На голову выше Уэлана ростом, он грамотно пользовался своим преимуществом, угрожающе нависая над инспектором. Впрочем, Уэлана это не смущало. Лицо его, когда он отвечал здоровяку, оставалось абсолютно бесстрастным.

– Я сказал уже, что мы приносим извинения за помехи в осуществлении работ… Хотя какие помехи? Бог свидетель, теперь это место преступления. Мы не можем разрешить никаких работ до окончания следственных действий.

– А когда они закончатся?

– Увы, этого я вам сейчас сказать не могу. Но чем быстрее мы все завершим, тем раньше вы сможете приступить к работам. В ваших же интересах оказывать нам содействие.

– Обрадовали! И что прикажете делать до тех пор? Платить моим людям за просиживание штанов?

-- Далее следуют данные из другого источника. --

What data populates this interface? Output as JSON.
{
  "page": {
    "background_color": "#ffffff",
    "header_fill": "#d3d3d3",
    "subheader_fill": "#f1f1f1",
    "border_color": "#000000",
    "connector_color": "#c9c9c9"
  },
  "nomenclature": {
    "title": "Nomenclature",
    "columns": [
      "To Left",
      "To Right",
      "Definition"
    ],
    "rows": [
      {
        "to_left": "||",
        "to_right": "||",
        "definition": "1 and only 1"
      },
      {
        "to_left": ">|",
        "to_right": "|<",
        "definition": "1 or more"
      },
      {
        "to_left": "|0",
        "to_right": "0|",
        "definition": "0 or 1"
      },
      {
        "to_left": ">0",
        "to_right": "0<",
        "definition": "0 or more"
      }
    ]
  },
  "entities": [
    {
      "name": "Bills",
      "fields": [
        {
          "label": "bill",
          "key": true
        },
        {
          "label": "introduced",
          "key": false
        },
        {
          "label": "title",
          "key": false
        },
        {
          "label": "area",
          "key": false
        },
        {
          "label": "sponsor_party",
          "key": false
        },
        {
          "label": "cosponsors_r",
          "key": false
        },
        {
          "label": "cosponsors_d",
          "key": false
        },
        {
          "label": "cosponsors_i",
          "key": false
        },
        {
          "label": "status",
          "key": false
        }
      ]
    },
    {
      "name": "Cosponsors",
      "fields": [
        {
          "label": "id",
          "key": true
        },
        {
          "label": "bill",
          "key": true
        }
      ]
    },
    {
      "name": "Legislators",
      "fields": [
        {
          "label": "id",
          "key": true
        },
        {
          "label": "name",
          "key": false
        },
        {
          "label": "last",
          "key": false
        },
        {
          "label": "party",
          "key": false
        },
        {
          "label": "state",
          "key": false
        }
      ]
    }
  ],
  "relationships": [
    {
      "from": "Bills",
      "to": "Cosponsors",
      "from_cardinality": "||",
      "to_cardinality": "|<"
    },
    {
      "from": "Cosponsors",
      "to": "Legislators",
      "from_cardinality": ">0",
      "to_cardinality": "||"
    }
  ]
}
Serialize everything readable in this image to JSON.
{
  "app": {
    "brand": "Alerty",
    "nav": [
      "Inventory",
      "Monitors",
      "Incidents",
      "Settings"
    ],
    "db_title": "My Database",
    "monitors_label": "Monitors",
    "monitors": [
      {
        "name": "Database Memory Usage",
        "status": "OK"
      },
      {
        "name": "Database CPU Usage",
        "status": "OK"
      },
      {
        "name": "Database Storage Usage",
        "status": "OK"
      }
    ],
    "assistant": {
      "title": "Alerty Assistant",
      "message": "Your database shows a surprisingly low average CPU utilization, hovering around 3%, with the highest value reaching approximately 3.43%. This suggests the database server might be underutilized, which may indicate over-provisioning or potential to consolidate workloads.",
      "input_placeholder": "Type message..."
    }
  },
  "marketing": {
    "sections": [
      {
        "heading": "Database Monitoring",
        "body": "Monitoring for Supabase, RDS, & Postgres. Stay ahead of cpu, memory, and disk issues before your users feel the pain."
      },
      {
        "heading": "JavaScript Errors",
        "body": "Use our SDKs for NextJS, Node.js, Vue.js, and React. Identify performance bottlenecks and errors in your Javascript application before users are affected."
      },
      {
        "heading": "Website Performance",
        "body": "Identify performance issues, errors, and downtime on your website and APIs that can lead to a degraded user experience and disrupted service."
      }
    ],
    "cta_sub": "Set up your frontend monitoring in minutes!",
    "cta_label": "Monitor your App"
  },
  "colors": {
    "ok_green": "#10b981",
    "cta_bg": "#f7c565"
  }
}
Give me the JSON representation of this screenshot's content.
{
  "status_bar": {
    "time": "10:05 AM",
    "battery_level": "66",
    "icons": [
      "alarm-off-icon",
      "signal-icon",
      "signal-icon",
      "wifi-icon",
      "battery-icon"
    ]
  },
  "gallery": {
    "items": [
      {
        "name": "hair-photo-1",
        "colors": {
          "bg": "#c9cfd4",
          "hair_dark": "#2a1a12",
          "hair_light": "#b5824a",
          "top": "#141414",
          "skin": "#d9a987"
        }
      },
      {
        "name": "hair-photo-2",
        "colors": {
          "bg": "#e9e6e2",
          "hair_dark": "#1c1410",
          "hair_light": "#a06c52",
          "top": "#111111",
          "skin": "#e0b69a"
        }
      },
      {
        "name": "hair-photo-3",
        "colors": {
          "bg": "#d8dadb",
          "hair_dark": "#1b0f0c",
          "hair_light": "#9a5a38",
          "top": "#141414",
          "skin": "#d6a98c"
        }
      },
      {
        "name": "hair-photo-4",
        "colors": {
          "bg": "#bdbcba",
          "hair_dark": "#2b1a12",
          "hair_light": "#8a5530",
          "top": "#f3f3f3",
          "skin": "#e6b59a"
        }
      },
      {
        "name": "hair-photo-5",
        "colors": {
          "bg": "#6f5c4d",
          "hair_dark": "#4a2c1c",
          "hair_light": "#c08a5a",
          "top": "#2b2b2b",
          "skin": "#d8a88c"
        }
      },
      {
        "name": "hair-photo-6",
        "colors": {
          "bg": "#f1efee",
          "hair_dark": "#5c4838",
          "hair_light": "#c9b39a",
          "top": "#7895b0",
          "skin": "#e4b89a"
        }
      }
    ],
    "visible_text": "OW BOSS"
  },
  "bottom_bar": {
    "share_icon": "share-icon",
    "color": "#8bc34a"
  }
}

– Мы искренне вам сочувствуем, мистер Джессоп, но это зависит не от нас. А теперь, если вы не будете против пройти с констеблем вон в тот фургон и подождать…

– Ага, снова ждать! Можно подумать, я мало ждал!

Повернувшись к Уэлану спиной, Джессоп устремился прочь в сопровождении констебля, хранившей такое же невозмутимое выражение лица. Я отступил в сторону, пропуская его, и он вихрем пронесся мимо меня в раздувающемся желтом жилете.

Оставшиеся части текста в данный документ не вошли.